To update \(W_1\), we calculate the gradient by using the chain rule:

\[ \frac{\partial L}{\partial W_1} = \frac{\partial L}{\partial \hat{y}} \cdot \frac{\partial \hat{y}}{\partial h} \cdot \frac{\partial h}{\partial W_1} \]

2.3.1. Gradient of loss with respect to output

\[ \frac{\partial L}{\partial \hat{y}} = 2 (\hat{y} – y) \]

\[ \Rightarrow \frac{\partial L}{\partial \hat{y}} = 2 (0.577 – 1) = -0.846 \]

2.3.2. Gradient of \(\hat{y}\) with respect to \(h\)

\[ \frac{\partial \hat{y}}{\partial h} = \frac{\partial \hat{y}}{\partial z} \cdot \frac{\partial z}{\partial h} \]

Where \( z = W_2 \cdot h \)

\[ \Rightarrow \frac{\partial \hat{y}}{\partial h} = \sigma'(z) \cdot W_2 \]

See the derivative of sigmoid at here.

\[ \Rightarrow \sigma'(0.311) = 0.577 \cdot (1 – 0.577) \approx 0.244 \]

\[ \Rightarrow \frac{\partial \hat{y}}{\partial h} = 0.5 \cdot 0.244 = 0.122 \]

2.3.3. Gradient of \(h\) with respect to \(W_1\)

\[ \frac{\partial h}{\partial W_1} = \frac{\partial h}{\partial z} \cdot \frac{\partial z}{\partial W_1} \]

Where \( z = W_1 \cdot x \)

\[ \Rightarrow \frac{\partial h}{\partial W_1} = \sigma'(z) \cdot x \]

\[ \Rightarrow \sigma'(0.5) = 0.622 \cdot (1 – 0.622) \approx 0.235 \]

\[ \Rightarrow \frac{\partial h}{\partial W_1} = 0.235 \cdot 1 = 0.235 \]

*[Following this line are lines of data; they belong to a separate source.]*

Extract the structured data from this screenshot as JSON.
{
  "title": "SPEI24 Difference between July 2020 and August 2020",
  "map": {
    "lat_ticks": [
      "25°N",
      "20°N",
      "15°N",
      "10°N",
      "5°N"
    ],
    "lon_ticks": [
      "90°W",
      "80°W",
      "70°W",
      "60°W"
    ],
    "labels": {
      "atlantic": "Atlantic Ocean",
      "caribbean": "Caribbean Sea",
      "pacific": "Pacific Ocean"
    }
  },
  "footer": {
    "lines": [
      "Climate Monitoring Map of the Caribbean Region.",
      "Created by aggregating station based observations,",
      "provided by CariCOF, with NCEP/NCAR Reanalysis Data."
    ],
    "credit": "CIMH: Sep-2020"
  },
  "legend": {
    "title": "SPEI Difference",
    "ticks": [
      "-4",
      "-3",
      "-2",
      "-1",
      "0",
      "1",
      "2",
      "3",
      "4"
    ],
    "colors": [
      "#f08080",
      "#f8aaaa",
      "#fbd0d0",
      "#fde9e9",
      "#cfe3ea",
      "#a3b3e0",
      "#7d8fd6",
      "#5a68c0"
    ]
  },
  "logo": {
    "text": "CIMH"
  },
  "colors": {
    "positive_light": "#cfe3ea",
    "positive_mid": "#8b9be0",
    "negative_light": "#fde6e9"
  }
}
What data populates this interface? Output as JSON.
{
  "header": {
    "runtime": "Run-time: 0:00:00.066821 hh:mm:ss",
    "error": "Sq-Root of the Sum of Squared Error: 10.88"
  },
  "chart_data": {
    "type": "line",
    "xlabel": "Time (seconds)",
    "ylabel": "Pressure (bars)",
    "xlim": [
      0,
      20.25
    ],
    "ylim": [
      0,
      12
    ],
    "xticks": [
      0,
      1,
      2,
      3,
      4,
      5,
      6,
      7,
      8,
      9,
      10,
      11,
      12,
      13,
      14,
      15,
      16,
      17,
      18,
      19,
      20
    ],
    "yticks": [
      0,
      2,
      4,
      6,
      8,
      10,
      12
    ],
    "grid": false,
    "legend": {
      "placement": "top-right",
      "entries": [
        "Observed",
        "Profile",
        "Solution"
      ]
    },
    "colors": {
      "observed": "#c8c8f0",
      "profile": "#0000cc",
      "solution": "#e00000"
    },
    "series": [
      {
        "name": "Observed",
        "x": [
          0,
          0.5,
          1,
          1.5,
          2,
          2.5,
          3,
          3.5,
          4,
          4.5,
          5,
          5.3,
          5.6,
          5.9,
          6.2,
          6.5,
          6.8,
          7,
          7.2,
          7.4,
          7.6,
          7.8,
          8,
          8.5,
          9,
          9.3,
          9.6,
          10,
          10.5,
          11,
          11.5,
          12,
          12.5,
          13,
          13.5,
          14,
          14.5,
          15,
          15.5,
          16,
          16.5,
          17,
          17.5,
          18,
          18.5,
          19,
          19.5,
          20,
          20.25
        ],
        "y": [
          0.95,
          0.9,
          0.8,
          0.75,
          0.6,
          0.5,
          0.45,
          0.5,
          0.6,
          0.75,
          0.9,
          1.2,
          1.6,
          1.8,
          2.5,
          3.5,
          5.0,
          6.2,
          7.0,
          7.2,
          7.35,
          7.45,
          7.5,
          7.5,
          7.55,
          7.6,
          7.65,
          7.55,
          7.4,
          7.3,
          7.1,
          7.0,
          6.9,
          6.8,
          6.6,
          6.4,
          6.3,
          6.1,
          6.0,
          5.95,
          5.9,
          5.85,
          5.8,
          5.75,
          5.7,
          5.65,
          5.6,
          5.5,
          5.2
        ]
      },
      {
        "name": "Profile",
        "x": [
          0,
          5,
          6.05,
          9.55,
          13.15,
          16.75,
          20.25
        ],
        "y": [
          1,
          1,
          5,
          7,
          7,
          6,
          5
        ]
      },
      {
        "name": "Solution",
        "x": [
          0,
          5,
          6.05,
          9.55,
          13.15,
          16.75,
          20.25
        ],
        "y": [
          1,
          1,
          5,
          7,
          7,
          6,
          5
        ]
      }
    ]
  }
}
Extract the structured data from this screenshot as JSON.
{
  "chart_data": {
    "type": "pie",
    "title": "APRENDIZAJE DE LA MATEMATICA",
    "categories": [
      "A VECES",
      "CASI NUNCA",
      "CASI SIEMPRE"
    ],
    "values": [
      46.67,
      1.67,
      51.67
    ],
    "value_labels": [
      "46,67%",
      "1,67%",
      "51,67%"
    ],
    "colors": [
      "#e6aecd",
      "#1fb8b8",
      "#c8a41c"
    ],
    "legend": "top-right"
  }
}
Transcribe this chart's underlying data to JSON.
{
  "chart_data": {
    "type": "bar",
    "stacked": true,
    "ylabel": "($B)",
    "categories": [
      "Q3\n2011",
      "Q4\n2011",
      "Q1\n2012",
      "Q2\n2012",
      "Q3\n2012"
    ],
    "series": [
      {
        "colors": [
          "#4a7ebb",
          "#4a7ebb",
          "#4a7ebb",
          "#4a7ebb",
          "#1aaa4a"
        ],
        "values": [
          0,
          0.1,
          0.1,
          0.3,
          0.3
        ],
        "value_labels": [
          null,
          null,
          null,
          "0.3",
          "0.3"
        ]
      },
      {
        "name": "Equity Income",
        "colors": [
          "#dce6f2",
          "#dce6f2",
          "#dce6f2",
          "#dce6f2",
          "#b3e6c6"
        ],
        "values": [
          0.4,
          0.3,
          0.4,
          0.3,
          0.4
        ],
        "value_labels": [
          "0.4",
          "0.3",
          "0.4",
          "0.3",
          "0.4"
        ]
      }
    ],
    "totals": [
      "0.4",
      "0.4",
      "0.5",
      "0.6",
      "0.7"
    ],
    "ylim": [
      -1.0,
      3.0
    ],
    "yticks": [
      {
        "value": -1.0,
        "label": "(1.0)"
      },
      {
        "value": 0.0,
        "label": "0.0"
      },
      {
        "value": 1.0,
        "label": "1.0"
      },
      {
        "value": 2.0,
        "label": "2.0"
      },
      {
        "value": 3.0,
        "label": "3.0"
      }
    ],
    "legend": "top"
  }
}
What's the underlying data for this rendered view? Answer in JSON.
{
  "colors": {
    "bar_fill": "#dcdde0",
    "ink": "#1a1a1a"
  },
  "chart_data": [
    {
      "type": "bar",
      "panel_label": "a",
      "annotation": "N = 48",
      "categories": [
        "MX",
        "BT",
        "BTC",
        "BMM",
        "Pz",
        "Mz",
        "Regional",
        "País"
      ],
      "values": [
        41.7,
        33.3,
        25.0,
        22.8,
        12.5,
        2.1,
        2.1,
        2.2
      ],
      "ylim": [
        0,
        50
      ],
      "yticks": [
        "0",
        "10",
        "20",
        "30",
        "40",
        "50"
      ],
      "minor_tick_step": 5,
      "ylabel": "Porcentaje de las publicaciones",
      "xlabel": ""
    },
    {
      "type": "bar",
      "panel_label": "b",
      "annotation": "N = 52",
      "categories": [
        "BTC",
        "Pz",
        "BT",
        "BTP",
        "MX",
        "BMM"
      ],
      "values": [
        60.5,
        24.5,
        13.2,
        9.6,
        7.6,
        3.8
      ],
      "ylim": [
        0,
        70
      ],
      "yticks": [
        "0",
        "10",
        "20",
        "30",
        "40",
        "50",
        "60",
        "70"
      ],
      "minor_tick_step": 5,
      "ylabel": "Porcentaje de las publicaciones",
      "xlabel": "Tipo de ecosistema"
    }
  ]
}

2.3.4. Final gradient for \(W_1\)

2.4. Weight updates

In gradient-based optimization, the weights \(W_1\) are updated as:

\[ W_1 \leftarrow W_1 – \eta \cdot \frac{\partial L}{\partial W_1} \]

Where \(\eta\) is the learning rate.

\( \frac{\partial L}{\partial W_1} \approx -0.024 \) is very small, so the weight \(W_1\) barely changes. This means the earlier layers of the network learn very slowly or not at all. It is the reason for the vanishing gradient problem.